Lifestyle modification can be very helpful such as;

  • Limiting caffeine/alcohol intake
  • Avoiding heavy/late evening meals
  • Ceasing smoking
  • Decreasing acid producing meals (trigger foods such as; Chocolate, tomatoes, spicy foods etc.…)
  • Wearing looser clothing
  • Weight loss

These can all have profound benefits in decreasing reflux symptoms.

If there are new symptoms or reflux (and over 50yrs), persistent symptoms or concerning features then a gastroscopy can be performed to confirm diagnosis. This is the passage of a flexible camera over the tongue and into the stomach. This is a safe and quick day-case procedure performed with sedation and numbing throat spray.

This Gastroscopy may show a hiatus hernia. This is the elevation/herniation of the stomach through the diaphragm (Breathing muscle) and into the chest. Although this is rarely dangerous, it can make the gastro-oesophageal valve non-functional resulting in acid passing freely up into the oesophagus. The Oesophagus does not have the protective lining of the stomach, and therefore the low pH burns it’s lining.

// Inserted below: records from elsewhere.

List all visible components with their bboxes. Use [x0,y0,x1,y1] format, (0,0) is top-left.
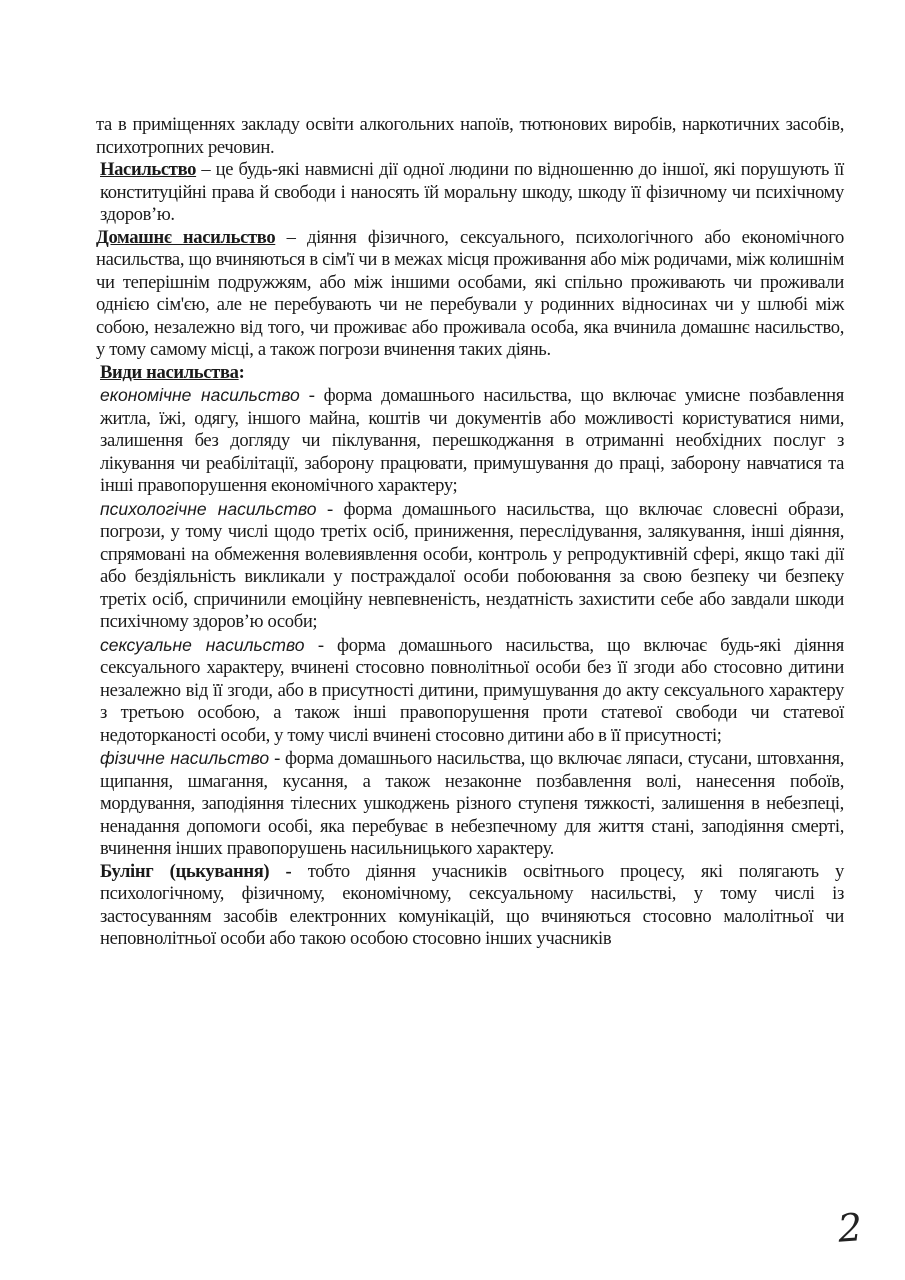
definition-violence [96,159,844,227]
handwritten-page-number: 2 [836,1205,864,1251]
term-violence: Насильство [100,159,197,180]
definition-sexual-violence [96,634,844,748]
term-physical-violence: фізичне насильство [100,748,270,768]
heading-colon: : [238,361,245,383]
term-economic-violence: економічне насильство [100,385,300,405]
term-psychological-violence: психологічне насильство [100,498,317,519]
definition-text: - форма домашнього насильства, що включає ляпаси, стусани, штовхання, щипання, шмагання, кусання, а також незаконне позбавлення волі, нанесення побоїв, мордування, заподіяння тілесних ушкоджень різного ступеня тяжкості, залишення в небезпеці, ненадання допомоги особі, яка перебуває в небезпечному для життя стані, заподіяння смерті, вчинення інших правопорушень насильницького характеру. [100,748,845,859]
definition-text: - форма домашнього насильства, що включає будь-які діяння сексуального характеру, вчинені стосовно повнолітньої особи без її згоди або стосовно дитини незалежно від її згоди, або в присутності дитини, примушування до акту сексуального характеру з третьою особою, а також інші правопорушення проти статевої свободи чи статевої недоторканості особи, у тому числі вчинені стосовно дитини або в її присутності; [100,634,844,746]
term-domestic-violence: Домашнє насильство [96,226,276,248]
definition-text: – діяння фізичного, сексуального, психологічного або економічного насильства, що вчиняються в сім'ї чи в межах місця проживання або між родичами, між колишнім чи теперішнім подружжям, або між іншими особами, які спільно проживають чи проживали однією сім'єю, але не перебувають чи не перебували у родинних відносинах чи у шлюбі між собою, незалежно від того, чи проживає або проживала особа, яка вчинила домашнє насильство, у тому самому місці, а також погрози вчинення таких діянь. [96,226,845,360]
term-sexual-violence: сексуальне насильство [100,634,305,655]
definition-psychological-violence [96,498,844,634]
term-dash: - [269,860,292,882]
definition-domestic-violence [96,227,844,362]
definition-text: - форма домашнього насильства, що включає словесні образи, погрози, у тому числі щодо третіх осіб, приниження, переслідування, залякування, інші діяння, спрямовані на обмеження волевиявлення особи, контроль у репродуктивній сфері, якщо такі дії або бездіяльність викликали у постраждалої особи побоювання за свою безпеку чи безпеку третіх осіб, спричинили емоційну невпевненість, нездатність захистити себе або завдали шкоди психічному здоров’ю особи; [100,498,844,632]
document-page [96,114,844,951]
paragraph-text: та в приміщеннях закладу освіти алкогольних напоїв, тютюнових виробів, наркотичних засобів, психотропних речовин. [96,114,844,158]
paragraph-continuation [96,114,844,159]
heading-types-of-violence: Види насильства [100,361,239,383]
definition-text: тобто діяння учасників освітнього процесу, які полягають у психологічному, фізичному, економічному, сексуальному насильстві, у тому числі із застосуванням засобів електронних комунікацій, що вчиняються стосовно малолітньої чи неповнолітньої особи або такою особою стосовно інших учасників [100,860,844,949]
definition-bullying [96,861,844,951]
term-bullying: Булінг (цькування) [100,860,270,882]
definition-economic-violence [96,384,844,498]
section-heading-types [96,362,844,385]
definition-text: - форма домашнього насильства, що включає умисне позбавлення житла, їжі, одягу, іншого майна, коштів чи документів або можливості користуватися ними, залишення без догляду чи піклування, перешкоджання в отриманні необхідних послуг з лікування чи реабілітації, заборону працювати, примушування до праці, заборону навчатися та інші правопорушення економічного характеру; [100,385,844,496]
definition-physical-violence [96,747,844,861]
definition-text: – це будь-які навмисні дії одної людини по відношенню до іншої, які порушують її конституційні права й свободи і наносять їй моральну шкоду, шкоду її фізичному чи психічному здоров’ю. [100,159,844,225]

Once the diagnosis is confirmed then “maximal medical therapy” and lifestyle modifications are actioned. If there is sub-optimal response to these, surgery can be entertained. Large studies have shown that in the correctly selected patient population, satisfaction post operative is over 90%.

Surgery is keyhole repair of any hiatus hernia and fundoplication. Fundoplication is the wrapping around of the top part of the stomach in order to “tighten the valve” and inhibit acid reflux. The hiatus hernia is repaired using sutures (not mesh). The operation takes approximately 2 hours and typically requires a 2-night hospital stay. It is recommended that patients stick to a soft diet for 2-3 weeks after surgery. Generally patients can return to work 1-2 weeks post op, and lift heavy objects after 4 weeks.